Remember the stretch of hot summer days? It may explain the lack of hurricanes in the gulf.
With warm water and La Niña, the National Oceanic and Atmospheric Administration predicted an above-average hurricane season with upwards of 21 named storms. Peak hurricane season is days away, and so far, we've had only five named storms.
But Hurricane Harvey survivor, Melvin O'Neal isn't celebrating.
"There has been nothing, yet," O'Neal said.
The possibility still exists. After all, hurricane season lasts until November.
Texas A&M atmospheric sciences professor Robert Korty said the chances of a storm are declining.
"You can really let your guard down by the end of November. But, I think that the odds of a quiet season are increasing with each passing day here," Korty explained.
Korty said hot summer weather kept storms away. However, with warm gulf water and cooler conditions right now, there are chances a storm could come.

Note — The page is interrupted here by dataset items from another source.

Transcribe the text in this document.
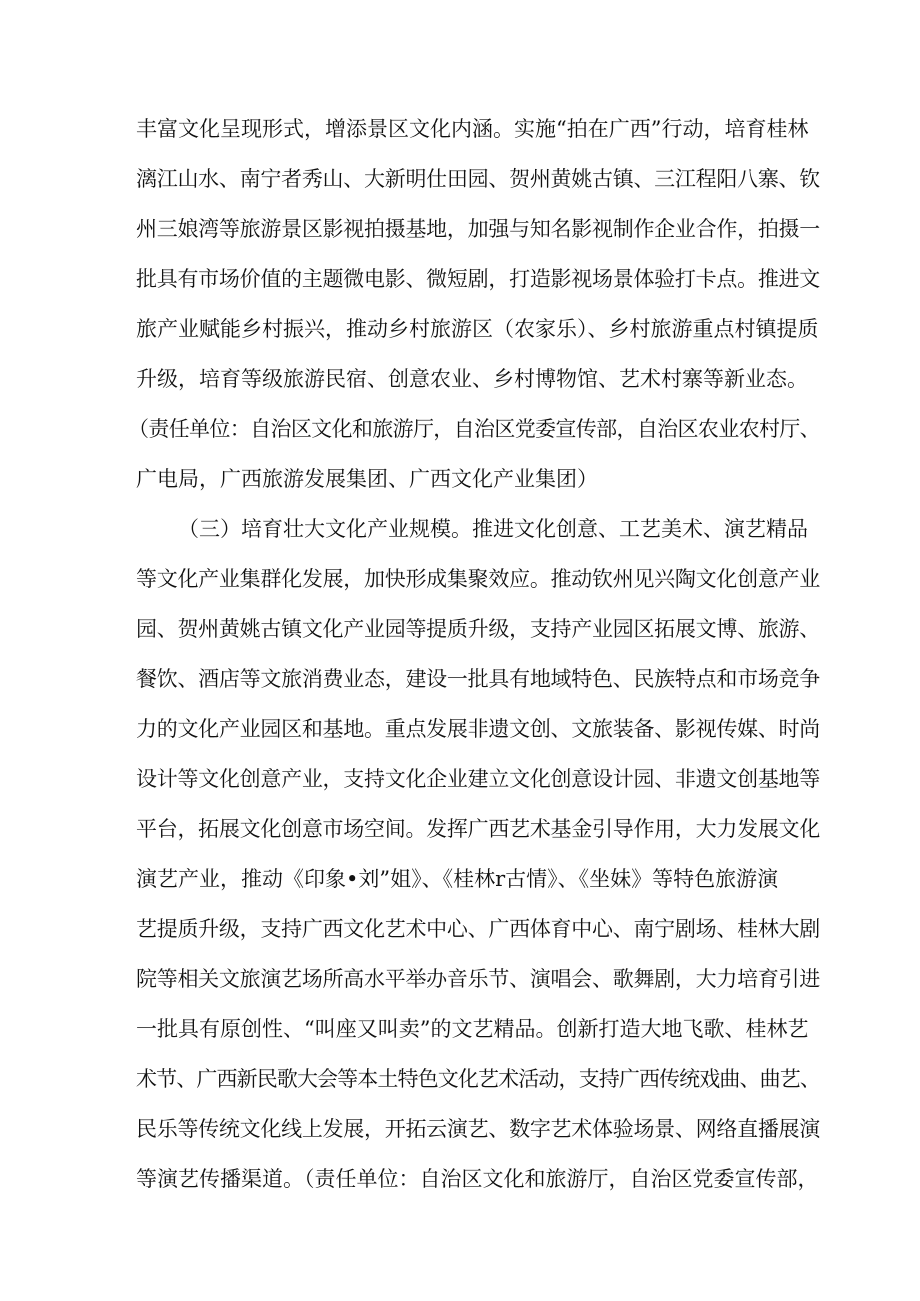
丰富文化呈现形式，增添景区文化内涵。实施“拍在广西”行动，培育桂林
漓江山水、南宁者秀山、大新明仕田园、贺州黄姚古镇、三江程阳八寨、钦
州三娘湾等旅游景区影视拍摄基地，加强与知名影视制作企业合作，拍摄一
批具有市场价值的主题微电影、微短剧，打造影视场景体验打卡点。推进文
旅产业赋能乡村振兴，推动乡村旅游区（农家乐）、乡村旅游重点村镇提质
升级，培育等级旅游民宿、创意农业、乡村博物馆、艺术村寨等新业态。
（责任单位：自治区文化和旅游厅，自治区党委宣传部，自治区农业农村厅、
广电局，广西旅游发展集团、广西文化产业集团）
（三）培育壮大文化产业规模。推进文化创意、工艺美术、演艺精品
等文化产业集群化发展，加快形成集聚效应。推动钦州见兴陶文化创意产业
园、贺州黄姚古镇文化产业园等提质升级，支持产业园区拓展文博、旅游、
餐饮、酒店等文旅消费业态，建设一批具有地域特色、民族特点和市场竞争
力的文化产业园区和基地。重点发展非遗文创、文旅装备、影视传媒、时尚
设计等文化创意产业，支持文化企业建立文化创意设计园、非遗文创基地等
平台，拓展文化创意市场空间。发挥广西艺术基金引导作用，大力发展文化
演艺产业，推动《印象•刘”姐》、《桂林r古情》、《坐妹》等特色旅游演
艺提质升级，支持广西文化艺术中心、广西体育中心、南宁剧场、桂林大剧
院等相关文旅演艺场所高水平举办音乐节、演唱会、歌舞剧，大力培育引进
一批具有原创性、“叫座又叫卖”的文艺精品。创新打造大地飞歌、桂林艺
术节、广西新民歌大会等本土特色文化艺术活动，支持广西传统戏曲、曲艺、
民乐等传统文化线上发展，开拓云演艺、数字艺术体验场景、网络直播展演
等演艺传播渠道。（责任单位：自治区文化和旅游厅，自治区党委宣传部，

This type of quiet hurricane season has rarely happened before.
The National Hurricane Center said no tropical cyclones in the basin during August is incredibly rare. It's happened only two other times before.
Fifteen years ago, it happened and remained relatively quiet for the rest of the year.
The only other time was about 60 years ago. That's when Hurricane Carla hit, devastating Galveston and the Texas coast.
Korty said the current conditions are similar to when Carla made landfall.
"It does not rule storms that form near the coast, and the gulf is quite shallow off of the Texas coast," Korty said. "There's warm water all the way down to the bottom."
When will we be in the clear from hurricanes?
It's quiet in the gulf now, but the Atlantic is active with storms. Korty said it could remain this way. ABC13 asked him when Houstonians can breathe a sigh of relief this hurricane season.
"Well, I think that they can feel lucky at this point because tropical storms are most likely to affect the western gulf in the first half of the season," Korty explained.
With hurricane season lasting until November, Korty said we shouldn't let our guards down until then. A storm survivor's hope never develops because they've lived through plenty already.
"I've never been in water like it was when Harvey passed," O'Neal recalled. "Never."
As for 2023, experts said we won't get a good idea of how active or inactive it'll be until next spring.